The Frighteners has a little too much polish overriding its director’s personality sometimes. But it ends with Jackson going full-bore into gleeful serial killing. After teasing it the whole movie, he shows manic Jake Busey and the great Dee Wallace in slaughter mode, mowing down hospital patients. This is before they’re dragged to a hell of hentai demon serpents, the one instance of CGI that really does not stand up at all but that’s gnarly enough in concept to still be cool. He might miss, but Jackson swings big.

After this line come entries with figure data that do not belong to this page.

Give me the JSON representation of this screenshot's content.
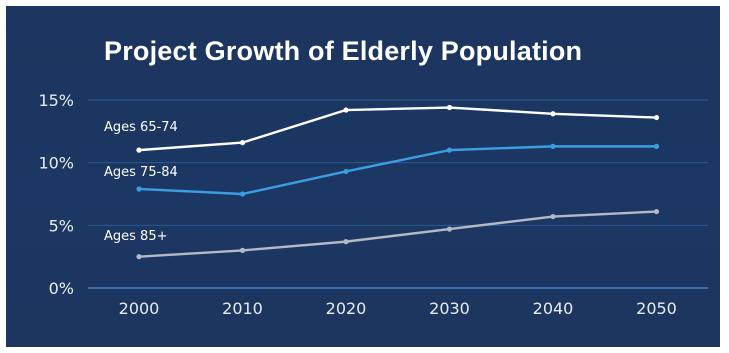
{
  "chart_data": {
    "type": "line",
    "title": "Project Growth of Elderly Population",
    "xlabel": "",
    "ylabel": "",
    "categories": [
      "2000",
      "2010",
      "2020",
      "2030",
      "2040",
      "2050"
    ],
    "y_ticks": [
      "0%",
      "5%",
      "10%",
      "15%"
    ],
    "ylim": [
      0,
      15
    ],
    "grid": true,
    "legend": "inline-left",
    "series": [
      {
        "name": "Ages 65-74",
        "values": [
          11.0,
          11.6,
          14.2,
          14.4,
          13.9,
          13.6
        ],
        "color": "#ffffff"
      },
      {
        "name": "Ages 75-84",
        "values": [
          7.9,
          7.5,
          9.3,
          11.0,
          11.3,
          11.3
        ],
        "color": "#3a9ee0"
      },
      {
        "name": "Ages 85+",
        "values": [
          2.5,
          3.0,
          3.7,
          4.7,
          5.7,
          6.1
        ],
        "color": "#b4b9c8"
      }
    ]
  }
}
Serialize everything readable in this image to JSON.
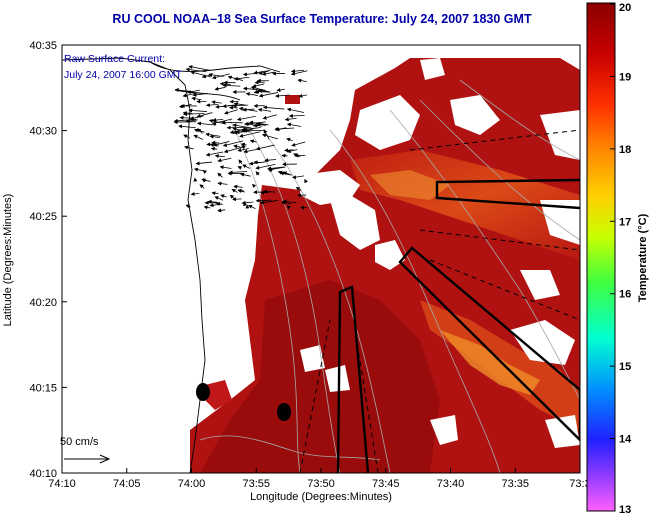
{
  "title": "RU COOL  NOAA–18  Sea Surface Temperature:  July 24, 2007 1830 GMT",
  "current_legend": {
    "line1": "Raw Surface Current:",
    "line2": "July 24, 2007 16:00 GMT"
  },
  "scale_label": "50 cm/s",
  "x_axis": {
    "label": "Longitude (Degrees:Minutes)",
    "ticks": [
      "74:10",
      "74:05",
      "74:00",
      "73:55",
      "73:50",
      "73:45",
      "73:40",
      "73:35",
      "73:3"
    ]
  },
  "y_axis": {
    "label": "Latitude (Degrees:Minutes)",
    "ticks": [
      "40:35",
      "40:30",
      "40:25",
      "40:20",
      "40:15",
      "40:10"
    ]
  },
  "colorbar": {
    "label": "Temperature (°C)",
    "ticks": [
      "20",
      "19",
      "18",
      "17",
      "16",
      "15",
      "14",
      "13"
    ],
    "range": [
      13,
      20
    ]
  },
  "colors": {
    "sst_warm": "#b01010",
    "sst_dark": "#8a0808",
    "sst_mid": "#d83010",
    "sst_orange": "#f08020",
    "title_blue": "#0000aa"
  },
  "icons": {
    "vectors": "current-arrow-icon",
    "mooring": "mooring-marker-icon"
  }
}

He and Trenchard-Smith understand maximalism, the value not just of explosions in a movie but exploding a movie beyond where it started and how much fun that can be. Even with limitations. A few years after Leprechaun 4: In Space came out, Trenchard-Smith described his working philosophy in an interview: “Deliver the goods, above and beyond creative and fiscal expectations. Mr Reliable is a popular guy. Specialise in the difficult. No task too great, no budget too small. Work breeds work, particularly if you leave your producers smiling rather than unhappy. Low-budget genre filmmaking does not mean you have to check your personality at the door.” Horror lets Jackson and Trenchard-Smith express their personalities, which love gore and excess and goofiness and love throwing all that at the viewers, so much of it that it’s hard to keep up sometimes. In degeneracy, generosity.